In den folgenden Jahren arbeitete Seybold für die Stiftung Deutsche Kinemathek, erhielt Lehraufträge an der TU Berlin und sammelte als Schauspielerin und Regieassistentin bei Filmen von Thomas Mauch, Hans Rolf Strobel und Edgar Reitz weitere Filmerfahrungen.

1975 zog sie nach München. Dort entwickelte sie als freie Redakteurin der Produktionsfirma Eikon für das ZDF Sendekonzepte (u.a. das Reportage-Format "Kontakte") und drehte Einspielfilme, meist zu sozialen Fragen, sowie dokumentarische Kurzfilme, so etwa "Gorleben" (1978), über die Bürgerinitiative gegen das AKW Gorleben.

Nachdem es 1979 aus politischen Gründen zum Bruch mit der Eikon kam, gründete Seybold ihre eigene Produktionsfirma und rief gemeinsam mit Peter Krieg die Verleihgenossenschaft der Filmemacher ins Leben. Bei ihrer ersten eigenen Produktion "Schimpft uns nicht Zigeuner" (1980; für das TV-Jugendmagazin "Direkt"), über die Diskriminierung junger Sinti, lernte sie die Sinteza Melanie Splita kennen. Bis 1987 realisierten die beiden Frauen drei weitere Dokumentarfilme über die Sinti, wobei Splita meist als Beraterin, Vermittlerin und Autorin fungierte: "Wir sind Sintikinder und keine Zigeuner" (1981), "Es ging Tag und Nacht, liebes Kind. Zigeuner (Sinti) in Auschwitz" (1982) und "Das falsche Wort. Wiedergutmachung an Zigeunern (Sinte) in Deutschland?" (1987). Parallel dazu engagierte Seybold sich ab 1981 in der AG Dokumentarfilm und wurde als deren Vertreterin in den Auswahlausschuss für staatliche Filmförderung berufen. Aber nachdem sie massive politische Einflussnahmen durch die CSU bei Förderentscheidungen öffentlich angeprangert hatte, wurde sie aus dem Gremium ausgeschlossen. Nach eigener Aussage erhielt sie als Folge fast 20 Jahre lang keine Filmförderung mehr. In ihren Möglichkeiten derart eingeschränkt, arbeitete Seybold vor allem fürs Fernsehen. Sie drehte kritische Reportagen für das Format "Kontakte" und entlarvende Abhandlungen über das Verhältnis der Deutschen zu Luther ("Ein wild, roh, tobend Volk", 1983) und Friedrich den Großen ("Gefahr für den König", 1986). Daneben produzierte sie Filme, Reportagen und Fernsehbeiträge anderer Regisseure.

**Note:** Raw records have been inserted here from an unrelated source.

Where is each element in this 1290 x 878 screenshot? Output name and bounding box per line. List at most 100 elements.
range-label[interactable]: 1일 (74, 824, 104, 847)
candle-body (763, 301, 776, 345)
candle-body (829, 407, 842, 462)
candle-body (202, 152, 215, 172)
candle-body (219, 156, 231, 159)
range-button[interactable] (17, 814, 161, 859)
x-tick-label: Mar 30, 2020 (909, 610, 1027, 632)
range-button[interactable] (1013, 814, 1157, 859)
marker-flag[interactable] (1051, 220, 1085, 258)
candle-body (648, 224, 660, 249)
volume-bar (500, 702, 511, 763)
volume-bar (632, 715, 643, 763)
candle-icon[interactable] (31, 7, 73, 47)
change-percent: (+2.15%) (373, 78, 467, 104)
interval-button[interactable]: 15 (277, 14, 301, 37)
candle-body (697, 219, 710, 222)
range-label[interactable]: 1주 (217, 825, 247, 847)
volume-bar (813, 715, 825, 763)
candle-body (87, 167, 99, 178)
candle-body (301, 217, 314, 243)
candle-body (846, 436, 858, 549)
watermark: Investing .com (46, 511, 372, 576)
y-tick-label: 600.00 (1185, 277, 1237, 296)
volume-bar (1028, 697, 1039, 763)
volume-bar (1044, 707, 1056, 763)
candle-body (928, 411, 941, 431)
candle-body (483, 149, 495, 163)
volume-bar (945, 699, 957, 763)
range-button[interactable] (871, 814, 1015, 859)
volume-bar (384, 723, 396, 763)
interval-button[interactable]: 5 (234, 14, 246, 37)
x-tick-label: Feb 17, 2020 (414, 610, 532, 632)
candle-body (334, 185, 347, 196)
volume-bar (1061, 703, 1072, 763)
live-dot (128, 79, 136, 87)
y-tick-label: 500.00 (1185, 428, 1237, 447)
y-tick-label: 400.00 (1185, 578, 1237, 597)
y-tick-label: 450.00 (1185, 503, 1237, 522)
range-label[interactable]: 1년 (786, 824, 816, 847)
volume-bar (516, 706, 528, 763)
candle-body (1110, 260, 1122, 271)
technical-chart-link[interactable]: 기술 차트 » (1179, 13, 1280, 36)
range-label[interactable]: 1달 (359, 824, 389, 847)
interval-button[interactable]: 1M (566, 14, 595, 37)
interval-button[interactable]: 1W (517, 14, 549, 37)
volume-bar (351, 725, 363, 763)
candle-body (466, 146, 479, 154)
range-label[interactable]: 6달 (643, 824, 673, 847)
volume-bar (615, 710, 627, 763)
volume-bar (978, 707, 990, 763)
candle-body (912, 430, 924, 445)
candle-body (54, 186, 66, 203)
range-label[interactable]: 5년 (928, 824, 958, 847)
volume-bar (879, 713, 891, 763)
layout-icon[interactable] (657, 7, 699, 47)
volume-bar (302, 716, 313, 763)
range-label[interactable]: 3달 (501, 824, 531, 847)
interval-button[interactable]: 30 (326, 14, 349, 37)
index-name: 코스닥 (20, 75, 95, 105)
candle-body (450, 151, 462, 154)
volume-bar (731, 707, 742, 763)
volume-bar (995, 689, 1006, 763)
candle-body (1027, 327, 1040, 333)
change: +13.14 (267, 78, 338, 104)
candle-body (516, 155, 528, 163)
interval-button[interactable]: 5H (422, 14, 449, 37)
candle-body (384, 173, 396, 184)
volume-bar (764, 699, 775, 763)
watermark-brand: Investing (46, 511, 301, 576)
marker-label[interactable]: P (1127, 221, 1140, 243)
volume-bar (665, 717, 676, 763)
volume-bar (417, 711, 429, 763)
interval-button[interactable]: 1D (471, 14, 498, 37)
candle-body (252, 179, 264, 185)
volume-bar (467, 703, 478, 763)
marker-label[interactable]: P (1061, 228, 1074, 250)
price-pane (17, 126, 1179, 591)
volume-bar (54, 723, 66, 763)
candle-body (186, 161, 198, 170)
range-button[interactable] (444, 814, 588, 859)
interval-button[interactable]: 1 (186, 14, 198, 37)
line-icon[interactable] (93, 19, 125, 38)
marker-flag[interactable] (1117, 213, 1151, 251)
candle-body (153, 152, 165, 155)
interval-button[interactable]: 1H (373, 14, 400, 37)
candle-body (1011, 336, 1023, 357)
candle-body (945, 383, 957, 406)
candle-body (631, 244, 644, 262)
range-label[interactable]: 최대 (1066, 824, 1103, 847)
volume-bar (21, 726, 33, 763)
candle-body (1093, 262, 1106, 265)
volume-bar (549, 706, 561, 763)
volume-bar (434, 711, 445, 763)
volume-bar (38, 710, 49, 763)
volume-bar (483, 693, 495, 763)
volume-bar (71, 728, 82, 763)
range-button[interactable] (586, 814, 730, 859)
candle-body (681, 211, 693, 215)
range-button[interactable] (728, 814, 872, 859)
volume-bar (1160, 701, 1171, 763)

Prägend war Seybolds Begegnung mit dem amerikanischen Filmemacher Emanuel Rund im Jahr 1986: Er realisierte in Deutschland bis 1990 mehrere, von Seybold produzierte Filme über die Judenverfolgung unter Hitler. Vor allem ""Alle Juden raus!" Judenverfolgung in einer deutschen Kleinstadt 1933-1945" (1990) wurde von der Kritik hoch gelobt und erhielt beim Chicago International Film Festival den "Silver Hugo Award". Zugleich entfachten Runds Filme Seybolds eigenes Interesse an der Thematik. Ohne öffentliche Filmförderung realisierte sie " Mut ohne Befehl" (1994), über Widerstandskämpfer in Stuttgart zwischen 1933 und 1945, "Nein! - Zeugen des Widerstandes in München 1933 – 1945" (1998) und "Ludwig Koch - Der mutige Weg eines politischen Menschen" (2000).

Erst für "Die Widerständigen - Zeugen der Weißen Rose" (2008) erhielt Seybold, die seit 2003 mit dem Filmemacher Thomas Harlan verheiratet war, erstmals staatliche Fördermittel. Aber trotz weitgehend positiver Kritiken wurden die Fördermittel für die geplante Fortsetzung des Projekts verwehrt, dessen Realisierung sich dadurch erheblich verzögerte. Während der Arbeit an "Die Widerständigen 'also machen wir das weiter ...'", über unbekanntere Mitglieder des deutschen Widerstands und der "Weißen Rose", erlag Katrin Seybold am 27. Juli 2012 ihrer seit Jahren andauernden Krebserkrankung. Basierend auf Seybolds umfangreichen Recherchen und gefilmten Interviews wurde der Film schließlich von ihrer Freundin Ula Stöckl vollendet und 2015 im Rahmen der Berlinale uraufgeführt. Im Mai 2015 startete "Die Widerständigen 'also machen wir das weiter ...'" in den Kinos.